Après Le Portrait de Nicolas Gogol, Loïc Dauvillier récidive avec l’adaptation d’une nouvelle d’un autre géant de la littérature russe du XIXe siècle : Fedor Dostoïevski. La Douce fut écrit en 1876 et présente la particularité d’être un long monologue dans lequel un homme prend à partie son lectorat, l’interpelle, cherche à le séduire et à se justifier des actes qui ont conduit à cette terrible tragédie.

Il est présenté comme un ancien militaire, exclu de l’armée, dont la lâcheté n’a d’égale que l’amertume qui semble l’animer. Le pouvoir qu’il n’a jamais pu exercer sur les autres, faute de courage, il va l’obtenir par son métier d’usurier. Les rencontres quotidiennes avec les pauvres gens, obligés de se séparer de leurs biens les plus précieux pour tenter de subsister, lui donnent un sentiment de totale domination. Et quand il la rencontre, elle, une de ses clientes, victime comme tant d’autres de la société russe, il ne peut imaginer une seconde qu’elle puisse échapper à son contrôle. Pourtant, celle qui paraissait si fragile, si craintive, si romantique, va affronter cet homme qui la considère plus comme un objet malléable à souhait que comme une véritable épouse. C’est à ce titre que le travail de Dauvillier est particulièrement intéressant. Il parvient à montrer d’une part cette lente transformation d’une jeune fille à peine sortie de l’adolescence en une femme écorchée vive, amère, parfois cruelle, et d’autre part le combat à mort que se livrent ces deux êtres, prêts à tout pour remporter cette guerre psychologique.

Mikhaël Allouche, déjà dessinateur de L’Apparition aux éditions Carabas, parvient à dynamiser ce récit que le contenu aurait pu rendre complètement austère et hermétique. L’expressivité des visages est ainsi très réussie. Les yeux de l’homme expriment tantôt la folie, tantôt la condescendance voire l’arrogance et même l’amour, dans un de ses rares instants d’humanité. L’auteur utilise par moments un symbolisme facilitant la compréhension, par exemple quand le prêteur sur gages est illustré comme un géant aux mains démesurées face à la jeune fille qui, face à lui, semble minuscule. Il présente également quelques planches, pleine page, de toute beauté : les portraits des deux époux, magnifiques de sensibilité, sont emplis d’émotion et de compassion.

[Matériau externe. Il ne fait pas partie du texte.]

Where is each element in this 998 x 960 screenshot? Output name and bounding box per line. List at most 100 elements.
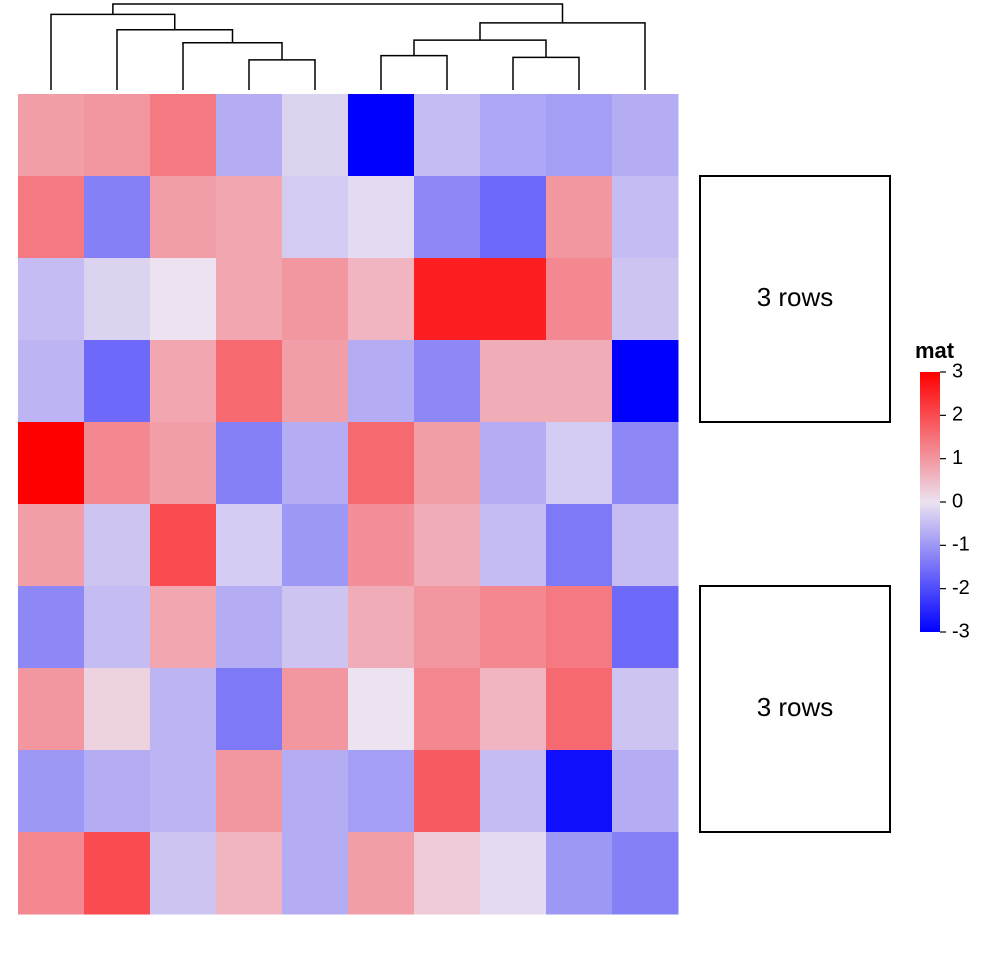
heatmap-cell [150,258,217,341]
heatmap-cell [348,94,415,177]
heatmap-cell [18,176,85,259]
heatmap-cell [150,340,217,423]
heatmap-cell [216,340,283,423]
heatmap-cell [612,504,679,587]
heatmap-cell [18,504,85,587]
heatmap-cell [18,668,85,751]
legend-tick-label: -2 [952,577,970,599]
heatmap-cell [18,94,85,177]
heatmap-cell [282,340,349,423]
heatmap-cell [150,504,217,587]
heatmap-cell [480,832,547,915]
heatmap-cell [546,586,613,669]
heatmap-cell [216,750,283,833]
annotation-label-1: 3 rows [757,282,834,312]
heatmap-cell [414,94,481,177]
heatmap-cell [216,832,283,915]
heatmap-cell [282,504,349,587]
heatmap-cell [546,750,613,833]
heatmap-cell [546,94,613,177]
heatmap-cell [282,422,349,505]
heatmap-cell [216,258,283,341]
heatmap-cell [150,176,217,259]
legend-tick-label: 0 [952,490,963,512]
heatmap-cell [282,176,349,259]
heatmap-cell [414,586,481,669]
heatmap-cell [348,504,415,587]
annotation-label-2: 3 rows [757,692,834,722]
heatmap-cell [18,832,85,915]
heatmap-cell [348,176,415,259]
heatmap-cell [546,668,613,751]
heatmap-cell [216,422,283,505]
heatmap-cell [18,422,85,505]
heatmap-cell [84,258,151,341]
heatmap-cell [414,176,481,259]
heatmap-cell [18,586,85,669]
heatmap-cell [282,668,349,751]
heatmap-cell [480,586,547,669]
heatmap-cell [84,340,151,423]
heatmap-cell [612,176,679,259]
heatmap-cell [480,258,547,341]
heatmap-cell [84,176,151,259]
heatmap-cell [216,176,283,259]
heatmap-cell [546,832,613,915]
heatmap-cell [414,340,481,423]
heatmap-cell [348,258,415,341]
heatmap-cell [84,586,151,669]
color-legend: mat3 2 1 0 -1 -2 -3 [915,338,970,642]
heatmap-cell [18,258,85,341]
heatmap-cell [414,422,481,505]
heatmap-cell [348,832,415,915]
heatmap-cell [282,750,349,833]
heatmap-cell [480,504,547,587]
legend-title: mat [915,338,955,363]
heatmap-cell [150,832,217,915]
legend-tick-label: -1 [952,534,970,556]
heatmap-cell [84,668,151,751]
heatmap-cell [348,340,415,423]
heatmap-cell [216,668,283,751]
heatmap-cell [612,750,679,833]
heatmap-cell [84,832,151,915]
heatmap-cell [348,750,415,833]
heatmap-cell [480,668,547,751]
heatmap-cell [150,750,217,833]
heatmap-cell [612,340,679,423]
heatmap-cell [612,94,679,177]
heatmap-cell [150,422,217,505]
heatmap-cell [84,422,151,505]
heatmap-cell [282,94,349,177]
heatmap-cell [150,668,217,751]
heatmap-cell [546,422,613,505]
heatmap-cell [546,340,613,423]
legend-tick-label: 1 [952,447,963,469]
heatmap-cell [84,750,151,833]
heatmap-cell [216,586,283,669]
legend-tick-label: 3 [952,360,963,382]
heatmap-cell [546,504,613,587]
column-dendrogram [51,4,645,90]
heatmap-cell [612,422,679,505]
heatmap-figure: 3 rows 3 rows mat3 2 1 0 -1 -2 -3 [0,0,998,960]
legend-colorbar [920,372,940,632]
heatmap-cell [480,340,547,423]
heatmap-cell [414,832,481,915]
legend-tick-label: 2 [952,404,963,426]
heatmap-cell [282,258,349,341]
heatmap-cell [480,94,547,177]
heatmap-cell [414,258,481,341]
heatmap-cell [348,422,415,505]
legend-tick-label: -3 [952,620,970,642]
heatmap-cell [348,668,415,751]
heatmap-cell [84,94,151,177]
heatmap-cell [150,586,217,669]
heatmap-cell [18,750,85,833]
heatmap-cell [150,94,217,177]
heatmap-cell [480,422,547,505]
heatmap-cell [546,176,613,259]
heatmap-cell [18,340,85,423]
heatmap-cell [612,668,679,751]
heatmap-cell [84,504,151,587]
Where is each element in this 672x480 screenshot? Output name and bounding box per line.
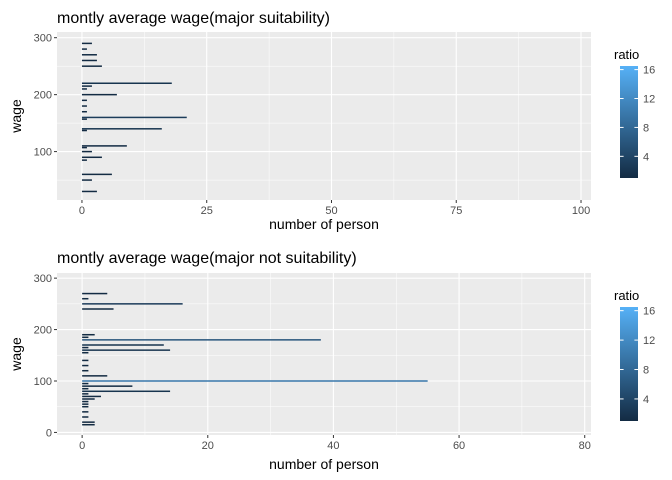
bar [81,48,87,50]
bar [82,403,89,405]
bar [81,179,92,181]
bar [81,173,112,176]
x-axis-title: number of person [269,216,379,232]
chart-title: montly average wage(major suitability) [57,10,330,27]
bar [81,88,87,90]
y-axis-title: wage [8,99,24,134]
x-tick-label: 80 [579,440,591,452]
y-tick-label: 0 [46,427,52,439]
bar [82,387,89,390]
x-axis-title: number of person [269,456,379,472]
bar [81,54,97,56]
bar [81,156,102,159]
legend-tick-label: 4 [643,394,649,406]
bar [81,145,127,147]
legend-tick-label: 16 [643,65,655,77]
y-tick-label: 300 [34,273,52,285]
bar [82,344,164,346]
bar [81,59,97,62]
bar [81,118,87,120]
x-tick-label: 20 [202,440,214,452]
bar [81,105,87,107]
bar [82,416,89,418]
bar [81,129,87,132]
bar [82,339,321,341]
y-tick-label: 200 [34,90,52,102]
bar [82,359,89,362]
x-tick-label: 25 [201,205,213,217]
x-tick-label: 40 [327,440,339,452]
y-axis-title: wage [8,337,24,372]
bar [82,303,183,305]
legend-tick-label: 8 [643,365,649,377]
x-tick-label: 50 [325,205,337,217]
bar [81,85,92,87]
bar [82,349,171,351]
bar [81,99,87,102]
legend-tick-label: 16 [643,306,655,318]
y-tick-label: 200 [34,325,52,337]
chart-title: montly average wage(major not suitabilit… [57,250,357,267]
legend-title: ratio [614,47,639,62]
bar [81,159,87,161]
bar [82,382,89,385]
bar [81,146,87,149]
legend-colorbar [620,307,638,421]
bar [82,292,108,295]
y-tick-label: 100 [34,376,52,388]
bar [82,297,89,300]
bar [82,380,428,382]
bar [81,110,87,113]
bar [82,411,89,413]
bar [81,65,102,67]
bar [82,423,95,426]
x-tick-label: 75 [450,205,462,217]
bar [82,395,101,398]
bar [82,346,89,349]
bar [82,308,114,310]
bar [82,351,89,354]
bar [82,393,89,395]
x-tick-label: 100 [572,205,590,217]
bar [82,400,89,403]
legend-tick-label: 12 [643,94,655,106]
bar [81,42,92,45]
bar [82,333,95,336]
bar [82,421,95,423]
bar [82,364,89,367]
bar [82,369,89,372]
x-tick-label: 0 [79,440,85,452]
legend-tick-label: 12 [643,335,655,347]
legend-title: ratio [614,288,639,303]
bar [81,93,117,96]
x-tick-label: 0 [79,205,85,217]
bar [81,116,187,119]
legend-colorbar [620,66,638,178]
legend-tick-label: 4 [643,151,649,163]
bar [82,336,89,339]
y-tick-label: 100 [34,147,52,159]
plot-panel [57,273,591,435]
bar [81,128,162,130]
bar [81,150,92,153]
bar [82,375,108,377]
bar [81,82,172,85]
bar [82,405,89,408]
bar [82,385,133,387]
y-tick-label: 300 [34,33,52,45]
legend-tick-label: 8 [643,122,649,134]
x-tick-label: 60 [453,440,465,452]
bar [81,190,97,193]
plot-panel [57,32,591,200]
bar [82,398,95,400]
bar [82,390,171,393]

Une fois de plus, Dauvillier prouve son talent en adaptant une œuvre plutôt méconnue de Dostoïevski, un exercice difficile qui aurait pu accoucher d’une histoire terne et sans relief. Au contraire, le résultat est passionnant, émouvant. S’il fallait émettre un léger regret, ce serait sans doute l’absence de quelques pages supplémentaires qui auraient permis au lecteur de s’immiscer davantage dans la vie du couple et à l’auteur d’éviter quelques raccourcis un peu gênants. Néanmoins, il serait malvenu de faire la fine bouche : La Douce est un très bel album, réussi et accompli.